Les connaissances d’un autochtone parisien – un QG, de bonnes adresses de restos, des lieux de tranquillité, des îlots de verdure et/ou de paix, les meilleurs horaires pour prendre la ligne 13 et y avoir une place assise – couplées au fait d’avoir le temps et l’envie de ne faire que me balader dans la ville, m’auraient également conduit à la terrasse du café éphémère du Musée Cognacq-Jay où j’aurais passé beaucoup, beaucoup de temps à lire des bouquins dénichés à Gibert Jeune ou dans l’une des centaines de petites librairies de quartier de la ville. J’aurais déjeuné et dîné dans mon restaurant afghan préféré – le Buzkashi, une merveille – ou j’aurais retrouvé mes racines au Tricotin – QG culinaire d’une bonne partie de la diaspora cambodgienne.

Comment ? Vous voulez encore d’autres bonnes adresses parisiennes ? La liste des meilleurs cafés / salons de thé de la capitale ? Les meilleurs endroits où se poser, où lire un livre et bouquiner, à Paris ? Eh bien voici la mienne au complet. J’ai eu la flemme d’écrire la description de chacune de ces adresses, et il manque cruellement la rive gauche (d’ailleurs, arriveriez-vous à deviner où j’habite rien qu’en regardant la carte ?) mais n’hésitez pas à me donner de bonnes adresses dans les commentaires. Attention : il ne s’agit ici que d’endroits où boire un thé ou un café le matin ou l’après-midi ; pas de bar, ni même de restaurants et encore moins d’hôtels charmants dans lesquels passer une nuit en amoureux. Pour ça, allez faire un tour sur Splendia.

Le prochain voyage

Au lieu de faire tout ça, je continue ma déprime post-voyage en la noyant sous les travaux de mon appartement.

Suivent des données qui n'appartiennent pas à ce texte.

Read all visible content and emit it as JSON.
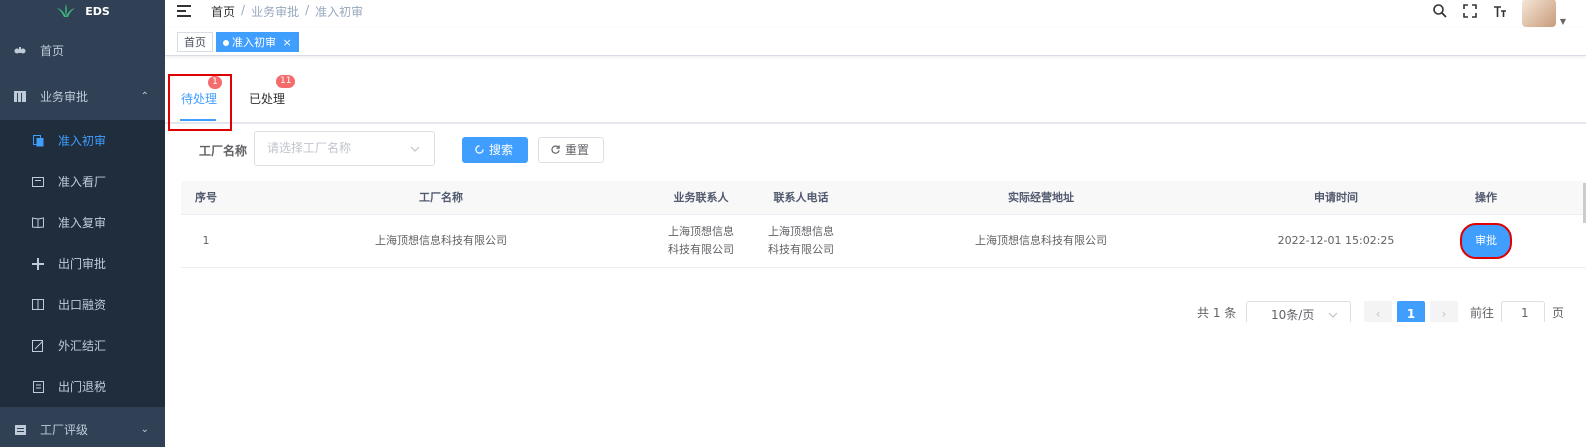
{
  "app": {
    "name": "EDS"
  },
  "sidebar": {
    "items": [
      {
        "label": "首页",
        "icon": "dashboard-icon"
      },
      {
        "label": "业务审批",
        "icon": "table-icon",
        "arrow": "⌃"
      }
    ],
    "subitems": [
      {
        "label": "准入初审",
        "icon": "copy-icon",
        "active": true
      },
      {
        "label": "准入看厂",
        "icon": "tab-icon"
      },
      {
        "label": "准入复审",
        "icon": "book-icon"
      },
      {
        "label": "出门审批",
        "icon": "move-icon"
      },
      {
        "label": "出口融资",
        "icon": "build-icon"
      },
      {
        "label": "外汇结汇",
        "icon": "edit-icon"
      },
      {
        "label": "出门退税",
        "icon": "doc-icon"
      }
    ],
    "bottom": {
      "label": "工厂评级",
      "icon": "list-icon",
      "arrow": "⌄"
    }
  },
  "navbar": {
    "breadcrumb": [
      "首页",
      "/",
      "业务审批",
      "/",
      "准入初审"
    ]
  },
  "tagsview": {
    "tags": [
      {
        "label": "首页",
        "active": false
      },
      {
        "label": "准入初审",
        "active": true,
        "close": "×"
      }
    ]
  },
  "tabs": [
    {
      "label": "待处理",
      "badge": "1",
      "active": true
    },
    {
      "label": "已处理",
      "badge": "11",
      "active": false
    }
  ],
  "filter": {
    "label": "工厂名称",
    "placeholder": "请选择工厂名称",
    "search_label": "搜索",
    "reset_label": "重置"
  },
  "table": {
    "headers": [
      "序号",
      "工厂名称",
      "业务联系人",
      "联系人电话",
      "实际经营地址",
      "申请时间",
      "操作"
    ],
    "rows": [
      {
        "index": "1",
        "factory": "上海顶想信息科技有限公司",
        "contact_line1": "上海顶想信息",
        "contact_line2": "科技有限公司",
        "phone_line1": "上海顶想信息",
        "phone_line2": "科技有限公司",
        "address": "上海顶想信息科技有限公司",
        "time": "2022-12-01 15:02:25",
        "action": "审批"
      }
    ]
  },
  "pagination": {
    "total": "共 1 条",
    "page_size": "10条/页",
    "current_page": "1",
    "goto_label": "前往",
    "goto_value": "1",
    "page_suffix": "页"
  },
  "colors": {
    "primary": "#409eff",
    "sidebar": "#304156",
    "badge": "#f56c6c",
    "highlight": "#e00000"
  }
}
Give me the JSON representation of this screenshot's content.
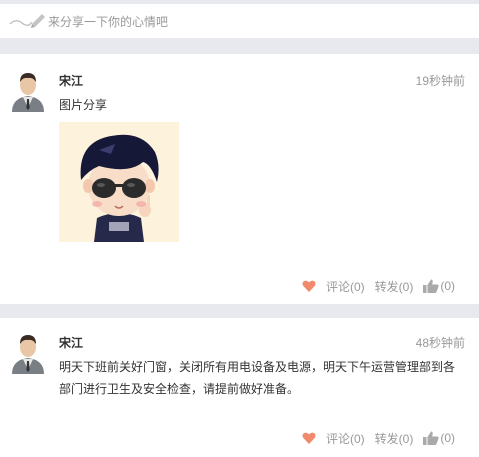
{
  "compose": {
    "placeholder": "来分享一下你的心情吧"
  },
  "posts": [
    {
      "author": "宋江",
      "time": "19秒钟前",
      "text": "图片分享",
      "comment_label": "评论(0)",
      "repost_label": "转发(0)",
      "like_count": "(0)"
    },
    {
      "author": "宋江",
      "time": "48秒钟前",
      "text": "明天下班前关好门窗，关闭所有用电设备及电源，明天下午运营管理部到各部门进行卫生及安全检查，请提前做好准备。",
      "comment_label": "评论(0)",
      "repost_label": "转发(0)",
      "like_count": "(0)"
    }
  ],
  "colors": {
    "heart": "#f08a6e",
    "gap": "#e8e9ee",
    "muted": "#999999"
  },
  "icons": [
    "pen-icon",
    "avatar-icon",
    "heart-icon",
    "thumbs-up-icon"
  ]
}
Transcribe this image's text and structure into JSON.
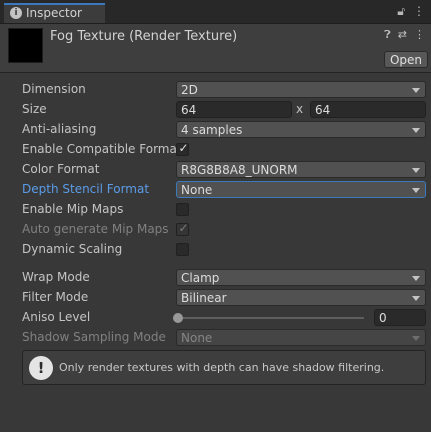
{
  "tab": {
    "icon": "info-icon",
    "label": "Inspector",
    "icons": [
      "lock-icon",
      "more-vert-icon"
    ]
  },
  "header": {
    "title": "Fog Texture (Render Texture)",
    "icons": [
      "help-icon",
      "preset-icon",
      "more-vert-icon"
    ],
    "open_label": "Open"
  },
  "fields": {
    "dimension": {
      "label": "Dimension",
      "value": "2D"
    },
    "size": {
      "label": "Size",
      "width": "64",
      "sep": "x",
      "height": "64"
    },
    "anti_aliasing": {
      "label": "Anti-aliasing",
      "value": "4 samples"
    },
    "enable_compatible_format": {
      "label": "Enable Compatible Format",
      "checked": true,
      "mark": "✓"
    },
    "color_format": {
      "label": "Color Format",
      "value": "R8G8B8A8_UNORM"
    },
    "depth_stencil_format": {
      "label": "Depth Stencil Format",
      "value": "None"
    },
    "enable_mip_maps": {
      "label": "Enable Mip Maps",
      "checked": false
    },
    "auto_generate_mip_maps": {
      "label": "Auto generate Mip Maps",
      "checked": true,
      "mark": "✓",
      "disabled": true
    },
    "dynamic_scaling": {
      "label": "Dynamic Scaling",
      "checked": false
    },
    "wrap_mode": {
      "label": "Wrap Mode",
      "value": "Clamp"
    },
    "filter_mode": {
      "label": "Filter Mode",
      "value": "Bilinear"
    },
    "aniso_level": {
      "label": "Aniso Level",
      "value": "0",
      "slider_fraction": 0
    },
    "shadow_sampling_mode": {
      "label": "Shadow Sampling Mode",
      "value": "None",
      "disabled": true
    }
  },
  "help": {
    "icon": "exclamation-icon",
    "text": "Only render textures with depth can have shadow filtering."
  },
  "colors": {
    "accent": "#3a79bb",
    "highlight_label": "#5b9ce8",
    "background": "#383838"
  }
}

Je sais pertinemment que j’ai beaucoup de chance de ne pas avoir à passer mes journées à chercher un hébergement pas cher à Paris, ni même de payer de loyer. Mais jouer avec la ponceuse et l’enduit me permet surtout d’oublier la nature et la vie sauvage au milieu desquels j’ai vécu ; car troquer la forêt canadienne pour un vis-à-vis parisien a de quoi vous saper le moral.

Je la retrouverai, dans la cinquantaine d’articles en retard que je dois écrire. Je (re)parlerai des Antilles, de la Guadeloupe, de la Martinique, de Saint-Martin, de la Gaspésie, des Etats-Unis, des électeurs de Trump, du Canada, des Québécois, du Canal des Deux Mers et du Chemin de Compostelle, et puis, de mon prochain voyage – celui qui marquera mon passage à la trentaine.